Question

A man has three friends. The number of ways he can invite one friend every day for dinner on six successive nights so that no friend is invited more than three times is
(a) 640
(b) 320
(c) 420
(d) 510

Answer 1

Hint: The possible situations are 3 for which the conditions satisfy. For the 1st given situation one often will be invited for three days, in between remaining 2 one of them will be invited for 2 days and the other for remaining 1 day. Now, for the 2nd situation all are invited for 2 days each. And in the last situation any two of the three will be invited for 3 days each. Then find the ways of all the situations hence, add them all.

Complete step-by-step answer:
In the question, we are told that a man has three friends. Now we have to find the number of ways to invite one friend everyday for dinner on six successive nights so that no friend is invited more than three times.
After observing the question and analyzing the situation we get that there are three different possible situations where three possible can be invited such that no one is invited more than three times.
So, let’s go for 1^st situation, one of the three will be invited once, in between rest of two anyone will be invited twice and last will be invited thrice.
Anybody among three can be invited in 3! or 6 ways.
So, the person coming for three days can be chosen in \[{}^{6}{{C}_{3}}\] ways. So, there are 3.
The person coming for two days can be chosen in \[{}^{3}{{C}_{2}}\] ways. And the last one will come on the left 1 day.
Hence, the total number of ways is \[{}^{6}{{C}_{3}}\times {}^{3}{{C}_{2}}\times {}^{1}{{C}_{1}}\times 6\] . Now as we know that ${}^{n}{{C}_{r}}$ is equal to $\dfrac{n!}{\left( n-r \right)!\times r!}$ so we can calculate it as,
\[\dfrac{6!}{\left( 6-3 \right)!\times 3!}\times \dfrac{3!}{\left( 3-2 \right)!\times 2!}\times \dfrac{1!}{0!\times 1!}\times 6\]
\[\Rightarrow \dfrac{720}{6\times 6}\times \dfrac{6}{1\times 2}\times \dfrac{1}{1}\times 6\]
\[\Rightarrow 360\] ways
Now let’s go to the 2^nd situation where all the friends were invited two days each.
All are invited in 1 way.
So, the person coming for two days can be chosen in \[{}^{6}{{C}_{2}}\] ways.
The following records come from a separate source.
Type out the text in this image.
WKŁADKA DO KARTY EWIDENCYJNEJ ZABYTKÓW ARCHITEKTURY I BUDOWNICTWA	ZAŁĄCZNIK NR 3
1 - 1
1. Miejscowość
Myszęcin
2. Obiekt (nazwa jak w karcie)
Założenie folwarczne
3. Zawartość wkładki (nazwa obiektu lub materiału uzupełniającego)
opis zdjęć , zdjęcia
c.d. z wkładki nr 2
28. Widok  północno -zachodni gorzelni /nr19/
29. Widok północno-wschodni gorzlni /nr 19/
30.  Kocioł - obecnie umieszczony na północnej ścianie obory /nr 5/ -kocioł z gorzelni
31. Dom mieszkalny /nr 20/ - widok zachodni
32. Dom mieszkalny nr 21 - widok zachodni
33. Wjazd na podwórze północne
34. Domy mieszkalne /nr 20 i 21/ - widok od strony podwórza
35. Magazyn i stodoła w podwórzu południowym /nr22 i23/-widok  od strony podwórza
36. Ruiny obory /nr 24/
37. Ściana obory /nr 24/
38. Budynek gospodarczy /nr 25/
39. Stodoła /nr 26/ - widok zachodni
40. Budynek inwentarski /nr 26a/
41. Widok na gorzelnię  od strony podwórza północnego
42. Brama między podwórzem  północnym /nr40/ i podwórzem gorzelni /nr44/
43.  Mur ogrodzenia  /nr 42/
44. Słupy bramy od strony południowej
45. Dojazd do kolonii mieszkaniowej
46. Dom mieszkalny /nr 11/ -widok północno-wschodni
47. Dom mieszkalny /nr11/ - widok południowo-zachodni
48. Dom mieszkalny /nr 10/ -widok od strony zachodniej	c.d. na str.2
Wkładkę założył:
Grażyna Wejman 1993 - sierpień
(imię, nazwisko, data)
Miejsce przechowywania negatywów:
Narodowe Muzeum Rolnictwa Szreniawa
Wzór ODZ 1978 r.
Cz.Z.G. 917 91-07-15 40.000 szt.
So, there are 4. The person coming for two days can be chosen in \[{}^{4}{{C}_{2}}\] ways. And the last one will come on the left 2 days.
As the distribution is the same, we will divide by 3! As total persons are three, we will multiply it by 3.
Hence the total number of ways is $\dfrac{\left( {}^{6}{{C}_{2}}\times {}^{4}{{C}_{2}}\times {}^{2}{{C}_{1}}\times 3 \right)}{3!}$ . Now as we know that ${}^{n}{{C}_{r}}$ is equal to $\dfrac{n!}{\left( n-r \right)!\times r!}$ so we can calculate it as,
\[\dfrac{1}{3!}\times \dfrac{6!}{\left( 6-2 \right)!\times 2!}\times \dfrac{4!}{\left( 4-2 \right)!\times 2!}\times \dfrac{2!}{\left( 2-1 \right)!\times 1!}\times 3\]
\[\Rightarrow \dfrac{720}{24\times 2}\times \dfrac{24}{2\times 2}\times \dfrac{2}{1}\times 3\times \dfrac{1}{6}\]
\[\Rightarrow 90\] ways
Now, let’s go to the last situation where only 2 of the 3 were invited on three days each.
So now choosing 2 friends from 3 friends, it can be done in ${}^{3}{{C}_{2}}$ or 3 ways.
So, the person coming for three days can be chosen in ${}^{6}{{C}_{3}}$ ways. So, now left days are 3.
And the last one will come on the left days in ${}^{3}{{C}_{3}}$ ways.
Hence, the total number of ways is $\left( {}^{6}{{C}_{3}}\times {}^{3}{{C}_{3}}\times 3 \right)$ . Now as we know that ${}^{n}{{C}_{r}}$ is equal to $\dfrac{n!}{\left( n-r \right)!\times r!}$ so we can calculate it as,
$\dfrac{6!}{\left( 6-3 \right)!\times 3!}\times \dfrac{3!}{\left( 3-3 \right)!\times 3!}\times 3$
$\Rightarrow \dfrac{720}{6\times 6}\times \dfrac{6}{1\times 6}\times 3$
$\Rightarrow 60$ ways
So, the total number of ways is 360+90+60 ways or 510 ways.
So, the correct option is ‘d’.

Note: Students can also do the question by finding all possible ways and then subtracting those cases which does not satisfy the situation given in the question.